I am a very strange bird, so people would certainly say, in that I have a serious problem in that I am trying to find a reuse for almost everything. Whether the fact that I have grown up rather poor and in a Romani (Gypsy) family is the main reason for this I could not say but it certainly has contributed greatly to it.

As children we did not have much if anything by the way of bought toys, and other things, and so finding things that we could use, whether for play or in their more or less original use, was always a joy. To a great extent it has remained with me ever since that time, though I don't do much playing with toys anymore but the other part surely remains.

There is a saying that one man's trash is another man's treasure, or something to that effect, and that goes, as far as I am concerned, for any reusable and reworkable items regarded as trash, as much as for lost and not reclaimed things, and few people would believe what people actually toss out – also in parks and open spaces – or leave behind by accident or abandon on purpose, and how few ever inquire as to lost items, and that includes children's scooters, bicycles, rather expensive coats and other items of clothing, etc.

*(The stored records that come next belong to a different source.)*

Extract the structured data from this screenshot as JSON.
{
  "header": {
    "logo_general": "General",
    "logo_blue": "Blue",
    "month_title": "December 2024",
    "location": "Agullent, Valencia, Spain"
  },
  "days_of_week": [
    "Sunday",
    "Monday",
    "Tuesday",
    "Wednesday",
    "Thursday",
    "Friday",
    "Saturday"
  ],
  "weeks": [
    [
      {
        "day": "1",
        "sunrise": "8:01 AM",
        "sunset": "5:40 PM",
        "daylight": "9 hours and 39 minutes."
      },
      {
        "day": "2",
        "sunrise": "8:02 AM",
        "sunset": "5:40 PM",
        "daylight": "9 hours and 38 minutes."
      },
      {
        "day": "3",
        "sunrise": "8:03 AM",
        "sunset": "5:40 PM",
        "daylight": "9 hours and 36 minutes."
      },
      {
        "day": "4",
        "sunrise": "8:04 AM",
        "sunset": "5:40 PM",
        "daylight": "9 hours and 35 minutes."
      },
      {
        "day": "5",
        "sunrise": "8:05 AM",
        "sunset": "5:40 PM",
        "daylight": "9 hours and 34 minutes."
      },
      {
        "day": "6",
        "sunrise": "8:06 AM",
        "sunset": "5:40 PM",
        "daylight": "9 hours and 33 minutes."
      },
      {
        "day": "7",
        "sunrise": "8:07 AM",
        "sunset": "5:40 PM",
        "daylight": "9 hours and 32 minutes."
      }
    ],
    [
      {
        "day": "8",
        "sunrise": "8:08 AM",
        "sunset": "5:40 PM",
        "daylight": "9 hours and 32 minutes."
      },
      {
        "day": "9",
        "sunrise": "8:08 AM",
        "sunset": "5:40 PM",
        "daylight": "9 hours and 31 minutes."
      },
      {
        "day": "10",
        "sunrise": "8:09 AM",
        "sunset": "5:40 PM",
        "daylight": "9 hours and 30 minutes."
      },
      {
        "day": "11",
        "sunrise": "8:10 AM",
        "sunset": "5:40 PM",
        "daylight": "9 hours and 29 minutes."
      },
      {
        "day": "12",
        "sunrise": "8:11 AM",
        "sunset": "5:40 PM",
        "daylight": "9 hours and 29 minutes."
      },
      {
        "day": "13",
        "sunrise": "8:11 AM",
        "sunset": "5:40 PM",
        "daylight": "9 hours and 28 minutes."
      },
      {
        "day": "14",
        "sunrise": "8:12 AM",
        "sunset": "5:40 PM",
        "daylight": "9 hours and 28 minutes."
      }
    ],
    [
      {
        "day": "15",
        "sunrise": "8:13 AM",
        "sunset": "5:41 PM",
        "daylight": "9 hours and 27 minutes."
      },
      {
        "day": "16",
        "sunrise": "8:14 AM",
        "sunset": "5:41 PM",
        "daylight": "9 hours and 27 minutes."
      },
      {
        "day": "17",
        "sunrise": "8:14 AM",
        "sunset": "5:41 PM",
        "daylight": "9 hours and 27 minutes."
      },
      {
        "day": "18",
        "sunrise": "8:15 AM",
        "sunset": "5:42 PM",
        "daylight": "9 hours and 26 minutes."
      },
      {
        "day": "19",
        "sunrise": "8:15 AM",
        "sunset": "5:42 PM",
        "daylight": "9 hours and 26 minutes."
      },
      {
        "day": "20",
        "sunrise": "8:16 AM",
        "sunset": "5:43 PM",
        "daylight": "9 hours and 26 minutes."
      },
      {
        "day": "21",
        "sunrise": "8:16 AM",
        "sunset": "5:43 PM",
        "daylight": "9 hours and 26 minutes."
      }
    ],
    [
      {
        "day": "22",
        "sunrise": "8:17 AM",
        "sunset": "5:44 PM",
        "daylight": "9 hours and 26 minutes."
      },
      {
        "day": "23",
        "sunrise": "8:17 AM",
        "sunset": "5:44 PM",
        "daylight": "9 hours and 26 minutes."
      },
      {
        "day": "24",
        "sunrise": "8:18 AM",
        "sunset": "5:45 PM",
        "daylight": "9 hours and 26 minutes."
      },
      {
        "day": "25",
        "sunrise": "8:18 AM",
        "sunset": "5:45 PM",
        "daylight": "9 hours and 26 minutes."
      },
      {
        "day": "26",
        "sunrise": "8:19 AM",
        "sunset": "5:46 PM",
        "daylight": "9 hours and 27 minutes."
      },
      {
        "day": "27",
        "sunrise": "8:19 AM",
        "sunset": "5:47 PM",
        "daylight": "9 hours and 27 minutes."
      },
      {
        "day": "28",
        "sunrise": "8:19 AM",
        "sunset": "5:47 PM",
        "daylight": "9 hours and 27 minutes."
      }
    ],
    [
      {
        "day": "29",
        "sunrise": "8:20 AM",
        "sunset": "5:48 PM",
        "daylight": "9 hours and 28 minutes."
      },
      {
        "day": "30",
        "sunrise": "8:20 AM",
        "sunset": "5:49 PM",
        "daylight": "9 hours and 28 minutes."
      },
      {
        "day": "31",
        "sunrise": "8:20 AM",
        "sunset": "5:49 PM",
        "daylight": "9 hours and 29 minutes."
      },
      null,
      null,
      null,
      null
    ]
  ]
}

With the way that so many people nowadays behave it is no wonder that we have a problem with waste management for they either “need” to get rid off something they no longer want and just dump it anywhere or they just replace what they lose because they seem to have far too much money and no sense whatsoever. We have become a real throw-away society, and not just in Britain, of that I am sure. The problem is that there is no such place as “away” where things can be thrown. It is also a huge waste of resources.

We need to get back to the mindset of about half a century or more ago when the majority of us would actively look for ways to reuse, repurpose and rework things that might have been regarded by some then and the majority now as trash.

Even producers of foods and other items had packaging made with an immediate reuse built in, so to speak, such as French mustard that came and still comes, at times, in glasses of the kind that are used in every French home, or at least those of the lower classes, for table wine. German mustard often used to come in small beer glasses and there were many other such examples.

However, it does not require, or it should not, instructions of how to reuse something. When I was growing up we rarely, as children, were given “proper” drinking glasses but were handed jam or Frankfurter jars to drink out of. It we dropped and broke them it was not a financial issue. In fact the “real” glasses were kept for visitors; we all drank from jars. In my home it is still that way today. Old habits rarely die.

I doubt that there is anyone who does not remember their grandmother having a biscuit tin full of buttons and others full of other sewing paraphernalia or a grandfather who did not have all manner of nails, screws, nuts and bolts, and whatever else, in glass produce jars in the home of workshop. The backs of envelopes were used for writing down things and for the children to draw upon. Boxes and tins from various sources were reused. Nothing was waste if there was a smallest chance of making use of it.

Time for a reset in this department and also for a rethink not just among the people but in industry and manufacture.